Many experts in Astana regard the rapidly developing pipeline projects as part of Beijing’s economic expansion into Kazakhstan. Chinese investment volumes into Kazakhstan’s economy are likewise growing at a staggering speed. Analysts expect investment flowing from China to exceed $20 billion within two to three years. Some Kazakh members of parliament expressed alarm over the snowballing of the national debt to China. The figures rose from $4 billion in 2008 to $7.9 billion in the first six months of 2009. China currently ranks fourth among the main lender countries to Kazakhstan after the Netherlands, United States and the UK. The increasing budget deficit, and the growing need to update the oil and gas infrastructure as well as inefficient financial management compels the Kazakh government to rely on Chinese investments, which unlike Western financial aid, comes without any political price attached. In April 2009, during his official visit to China, Nazarbayev secured $10 billion from Beijing for the KazMunaiGaz state-controlled oil company and the Development Bank of Kazakhstan. Samruk-Kazyna Foundation, set up by presidential decree in 2009 to promote business projects, concluded an agreement with the State Bank of China to borrow $3 billion. Large-scale financial investment into Kazakhstan’s economy enables China to inch forward into the country’s energy sector. In November 2009, KazMunaiGaz and China National Petroleum Corporation (CNPC) purchased a 100 percent share of Mangistau Munaigaz, one of the largest Kazakh oil and gas companies, from Indonesian Central Asia Petroleum Ltd. Astana also granted China licenses to develop uranium deposits in Kazakhstan. Unsurprisingly, Chinese Sinopec readily offered to implement the modernization project at Atyrau oil refinery in western Kazakhstan, estimated to cost $3.4 billion by the Japanese Marubeni Company, for $1.4 billion (www.centrasia.ru, November 16).
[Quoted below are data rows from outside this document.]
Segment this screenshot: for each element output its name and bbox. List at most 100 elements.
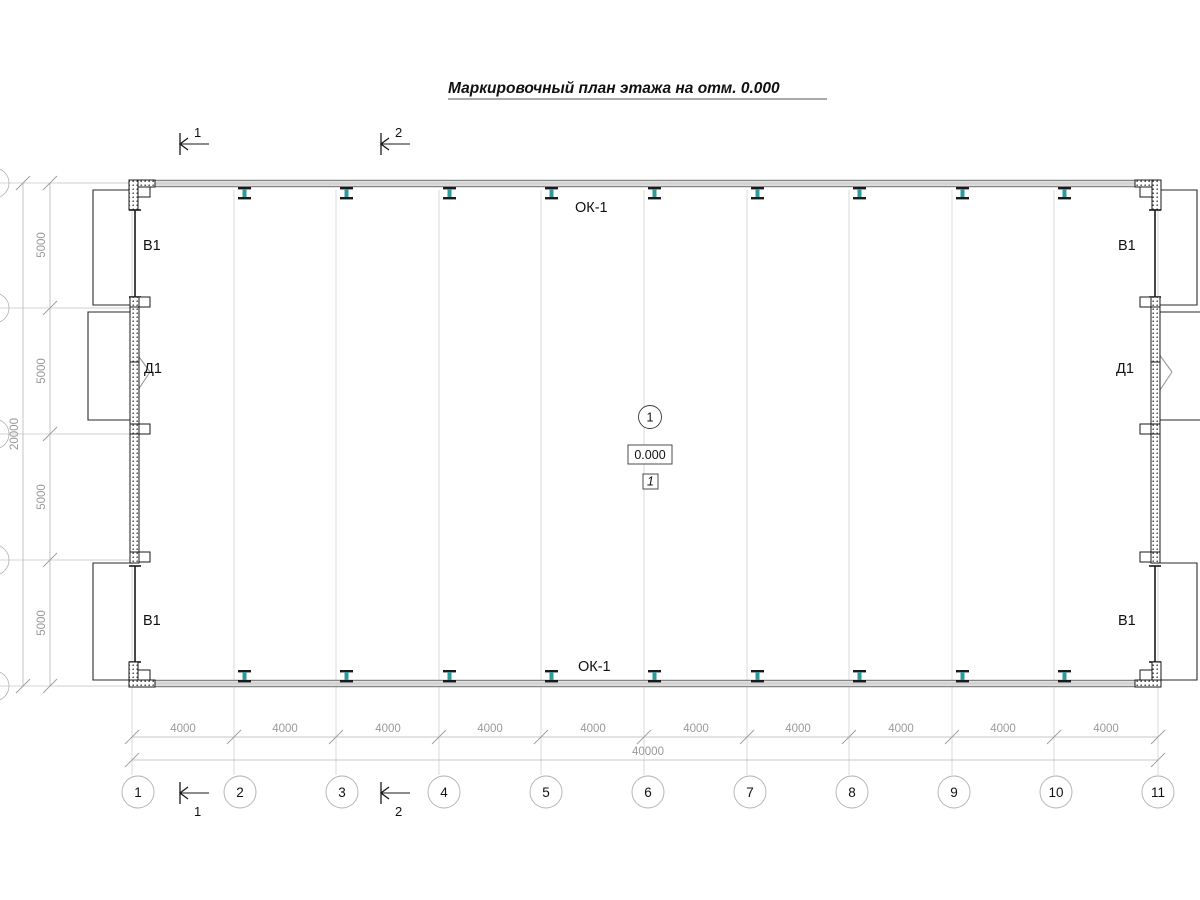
- grid-bubble-5[interactable]: 5: [529, 775, 563, 809]
- dim-bottom-seg-4: 4000: [477, 723, 503, 735]
- column-i-beam[interactable]: [751, 670, 764, 683]
- section-marker-bottom-1-label: 1: [194, 804, 201, 819]
- dim-bottom-seg-10: 4000: [1093, 723, 1119, 735]
- dim-left-seg-2: 5000: [36, 358, 48, 384]
- right-opening-outlines: [1158, 189, 1200, 681]
- grid-bubble-left-a[interactable]: [0, 168, 10, 198]
- left-dimension-chains: 20000 5000 5000 5000 5000: [9, 175, 140, 694]
- column-i-beam[interactable]: [1058, 670, 1071, 683]
- label-door-left: Д1: [144, 361, 162, 377]
- dim-bottom-seg-2: 4000: [272, 723, 298, 735]
- section-marker-top-2-label: 2: [395, 125, 402, 140]
- grid-bubble-6-label: 6: [644, 785, 652, 800]
- label-door-right: Д1: [1116, 361, 1134, 377]
- section-marker-top-2[interactable]: 2: [379, 125, 410, 155]
- columns-bottom: [238, 670, 1071, 683]
- grid-bubble-1[interactable]: 1: [121, 775, 155, 809]
- column-i-beam[interactable]: [956, 670, 969, 683]
- room-number-bubble[interactable]: [638, 405, 662, 429]
- grid-bubble-left-e[interactable]: [0, 671, 10, 701]
- column-i-beam[interactable]: [443, 670, 456, 683]
- wall-top: [131, 179, 1159, 188]
- column-i-beam[interactable]: [238, 187, 251, 200]
- dim-bottom-seg-1: 4000: [170, 723, 196, 735]
- wall-left: [128, 179, 156, 688]
- grid-bubble-3-label: 3: [338, 785, 346, 800]
- dim-bottom-seg-3: 4000: [375, 723, 401, 735]
- dim-bottom-seg-8: 4000: [888, 723, 914, 735]
- grid-bubble-8[interactable]: 8: [835, 775, 869, 809]
- dim-left-seg-3: 5000: [36, 484, 48, 510]
- left-opening-outlines: [87, 189, 132, 681]
- section-marker-top-1-label: 1: [194, 125, 201, 140]
- grid-bubbles-left: [0, 168, 10, 701]
- finish-code-box[interactable]: [642, 473, 659, 490]
- grid-bubble-5-label: 5: [542, 785, 550, 800]
- columns-top: [238, 187, 1071, 200]
- dim-left-seg-1: 5000: [36, 232, 48, 258]
- dim-bottom-seg-6: 4000: [683, 723, 709, 735]
- grid-bubble-8-label: 8: [848, 785, 856, 800]
- grid-bubble-11-label: 11: [1151, 785, 1165, 800]
- grid-bubble-2-label: 2: [236, 785, 244, 800]
- grid-bubble-9-label: 9: [950, 785, 958, 800]
- column-i-beam[interactable]: [340, 187, 353, 200]
- bottom-dimension-chains: 4000 4000 4000 4000 4000 4000 4000 4000 …: [124, 723, 1166, 768]
- column-i-beam[interactable]: [648, 187, 661, 200]
- label-window-top: ОК-1: [575, 200, 608, 216]
- grid-bubble-7[interactable]: 7: [733, 775, 767, 809]
- label-gate-top-right: В1: [1118, 238, 1136, 254]
- grid-bubble-6[interactable]: 6: [631, 775, 665, 809]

In his talks in Astana, Hu Jintao demonstrated his readiness to make some political concessions stating that the long-debated issues on the joint use of trans-border Rivers would be settled jointly, and that China would refrain from any action against Kazakhstan’s national interests. A few days before Hu Jintao’s trip to Astana, a bilateral agreement was reached on the shipment of 3 million tons of Kazakh grain to South East Asia through China. Most likely, Beijing will make additional friendly gestures to Astana in future. However, few understand what underlies such Chinese generosity.